A mix of supernatural tale, medieval fantasy, and tragic romance, Ladyhawke (Warner Archive, Blu-ray) from 1985 is an old-fashioned costume adventure with a dash of modern attitude thanks to top-billed Matthew Broderick. He was a rising star at the time thanks to WarGames and he plays a young thief who ends up a kind of go-between for a dauntless knight (Rutger Hauer) and a beautiful maiden (Michelle Pfeiffer), lovers cursed never to be together. In the daylight, she is a hawk who stays close to the knight, while at sunset she becomes human and he turns into a black wolf. It turns out they all have common enemy: Bishop (John Wood, also from WarGames). This isn’t a special effects picture, mind you. The battles are very down to earth and physical and real-life hawks and wolves are used for the character alter egos. They are characters in their own right and are photographed beautifully by Vittorio Storaro, who brings a sense of magic and majesty to the imagery.

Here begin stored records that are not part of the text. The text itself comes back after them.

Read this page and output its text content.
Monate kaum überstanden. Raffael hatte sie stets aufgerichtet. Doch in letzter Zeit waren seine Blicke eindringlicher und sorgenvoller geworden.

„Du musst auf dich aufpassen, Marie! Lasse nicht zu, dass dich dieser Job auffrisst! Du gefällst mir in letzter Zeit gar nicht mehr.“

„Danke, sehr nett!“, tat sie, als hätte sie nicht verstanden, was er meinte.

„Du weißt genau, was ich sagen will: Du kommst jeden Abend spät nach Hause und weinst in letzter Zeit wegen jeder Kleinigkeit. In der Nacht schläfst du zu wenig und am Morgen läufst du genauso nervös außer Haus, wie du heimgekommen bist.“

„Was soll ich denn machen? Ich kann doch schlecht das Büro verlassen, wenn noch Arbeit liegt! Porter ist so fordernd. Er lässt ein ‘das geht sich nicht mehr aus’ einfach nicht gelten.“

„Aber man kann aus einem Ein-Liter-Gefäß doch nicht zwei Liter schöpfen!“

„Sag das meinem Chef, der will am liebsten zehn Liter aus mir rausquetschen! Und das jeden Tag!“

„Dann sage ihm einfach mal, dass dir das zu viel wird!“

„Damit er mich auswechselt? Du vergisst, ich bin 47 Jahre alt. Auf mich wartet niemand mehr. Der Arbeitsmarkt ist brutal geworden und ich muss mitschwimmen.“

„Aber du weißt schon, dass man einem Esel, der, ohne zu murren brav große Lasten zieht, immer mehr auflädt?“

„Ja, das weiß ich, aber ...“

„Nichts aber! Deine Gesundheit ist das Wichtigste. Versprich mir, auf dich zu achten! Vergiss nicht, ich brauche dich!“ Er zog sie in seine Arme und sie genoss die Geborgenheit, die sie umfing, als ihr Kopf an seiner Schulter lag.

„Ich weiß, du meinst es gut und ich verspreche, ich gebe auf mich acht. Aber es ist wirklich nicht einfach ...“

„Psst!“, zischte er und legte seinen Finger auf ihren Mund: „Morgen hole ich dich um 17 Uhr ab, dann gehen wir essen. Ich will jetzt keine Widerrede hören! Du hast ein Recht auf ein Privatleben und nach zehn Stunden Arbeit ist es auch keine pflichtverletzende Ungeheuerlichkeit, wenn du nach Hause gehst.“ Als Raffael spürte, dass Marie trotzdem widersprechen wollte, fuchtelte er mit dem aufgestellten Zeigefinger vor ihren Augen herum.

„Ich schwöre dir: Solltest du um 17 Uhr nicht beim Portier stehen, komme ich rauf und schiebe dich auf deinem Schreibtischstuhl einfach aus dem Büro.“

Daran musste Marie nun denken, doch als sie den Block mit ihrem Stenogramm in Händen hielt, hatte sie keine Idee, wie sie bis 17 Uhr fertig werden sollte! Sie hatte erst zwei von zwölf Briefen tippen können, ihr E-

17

Richard Donner directs with a hearty sense of adventure and the romance of chivalry in the cruelty of the medieval era and Broderick, Hauer, and Pfeiffer all manage to straddle period portrayal and modern presence. The music, however, dates the film indelibly. The unmemorable orchestral score is supplemented by contributions from Alan Parsons, whose synth-driven music has an electronic dance beat and sounds like discarded tracks from “I, Robot.” And the transformations are awkwardly old-fashioned. I guess Donner was going for a romantic sense of magic—the visceral transformations of An American Werewolf in London andThe Howling certainly wouldn’t do here—but the lap dissolves of human faces over animal heads against time-lapse sunsets and sunrises look awfully hokey. It’s a weakness in an otherwise entertaining period adventure with a true romantic streak.
It’s a great-looking disc, however, with saturated colors (especially the glow of sunrise and sunset) and vivid textures in the image. No supplements beyond a trailer.